The rich variety of intermolecular interactions present in ionic liquids (ILs) often results in unique molecular architectures near surfaces and in bulk phases. These structures have dimensions from nano- to micrometer scales and have significant impacts on electrochemical and other behaviors. This talk presents spectroscopic, thermal, and electrochemical data to characterize IL structures and their interactions with surfaces. We discuss 1) spectroscopic measurements that characterize extended IL interfaces that form slowly but at impressive length scales, 2) electrochemical measurements of the IL electrical double layer (EDL) capacitance that show IL behaviors at electrodes are significantly different than classical dilute electrolytes, and 3) hysteresis effects seen across IL systems and how they might be explained by strong intermolecular interactions that lead to slow or frustrated dynamics. Our measurements show that most IL structures are insensitive to substrate surface chemistry or small amounts of absorbed water. This indicates that the liquid-liquid interactions are central to understanding IL system behaviors.

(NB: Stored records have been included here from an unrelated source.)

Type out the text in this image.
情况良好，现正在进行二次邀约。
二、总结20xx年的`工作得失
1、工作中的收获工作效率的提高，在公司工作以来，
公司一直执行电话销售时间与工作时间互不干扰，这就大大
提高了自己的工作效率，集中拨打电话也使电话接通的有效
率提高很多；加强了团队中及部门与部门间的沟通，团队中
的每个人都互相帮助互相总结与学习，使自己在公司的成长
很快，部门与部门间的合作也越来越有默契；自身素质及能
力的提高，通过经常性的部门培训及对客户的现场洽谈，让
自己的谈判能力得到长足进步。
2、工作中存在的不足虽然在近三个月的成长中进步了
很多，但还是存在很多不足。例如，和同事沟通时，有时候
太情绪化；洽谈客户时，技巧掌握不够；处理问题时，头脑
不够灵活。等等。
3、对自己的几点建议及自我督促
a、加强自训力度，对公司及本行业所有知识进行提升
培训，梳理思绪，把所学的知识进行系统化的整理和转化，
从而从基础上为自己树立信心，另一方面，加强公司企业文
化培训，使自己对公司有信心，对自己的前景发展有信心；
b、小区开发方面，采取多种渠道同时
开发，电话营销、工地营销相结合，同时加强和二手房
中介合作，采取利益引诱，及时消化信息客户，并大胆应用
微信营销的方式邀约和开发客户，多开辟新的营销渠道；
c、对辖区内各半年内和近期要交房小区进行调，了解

Results are compared to existing theoretical models to advance a working picture of the IL interface and EDL, and to consider if, IL meso-scale structures might allow creation of new 3-D material architectures.
IL interfaces have proven challenging to study. Even advanced techniques such as sum frequency vibrational spectroscopy are challenged to access the buried IL interface (i.e. at electrodes fully immersed in solution with many microns of bulk material in the optical path length). This is due to complications of attenuation in the bulk material, as well as in SFG signal phase differences of resonant and non-resonant contributions, especially in media as spectrally dense as ILs.8,29Our group’s expertise in innovative sampling geometries such as dynamic wetting allows more direct access to the solid-liquid interface. The dynamic wetting technique creates thin (monolayer to several micron thick) fluid films amenable to direct spectroscopic probing.
Earlier publications from our group provide evidence of a major reorganization of IL molecules up to several microns away from a metallic surface. Specifically, IRRAS absorption profiles for 1-butyl-MIM TFSI films supported on a silver surfaces shows four vibrational bands, (1069 cm-1, 1149 cm-1, 1244 cm-1, and 1366 cm-1) clearly alter their lineshapes distinctly from the other vibrational modes in the spectrum. Each of these four modes is associated with a distinct vibration of the TFSI anion, and by recognizing that our IRRAS measurements probe only molecular vibrations with a component of their dipole moment perpendicular to the surface, the complete loss of absorption intensity from these four peaks suggests a reorientation of the TFSI anion that places its planar axis parallel to the metallic surface throughout the entire thickness (up to 2 μm) of the IL film. Ongoing work shows this reorganization to be general across several classes of ILs, which will have major implications for the electric double layer structure and transport of redox active species to and from electrode surfaces. However, the driving force for this process remains unknown.
Current spectroscopic techniques in our laboratory (i.e. polarization modulation infrared reflection absorption spectroscopy, see detailed list below) can selectively exclude bulk material beyond 1-4 μm from the interface from measurements, but in many instances the true interfacial layer has dimensions on the order of single nanometers. vSFG overcomes the limitations of linear techniques due to its inherent ability to probe only noncentrosymmetric species, such as liquids near a solid electrode or vapor phase interface. The SFG technique is desirable in that it allows direct access to probe matter exclusively within the interfacial volume of a chemical system. This allows us to more clearly monitor the initial steps IL molecular orientation, and to determine if it is originating at the metal surface or elsewhere in the fluid volume.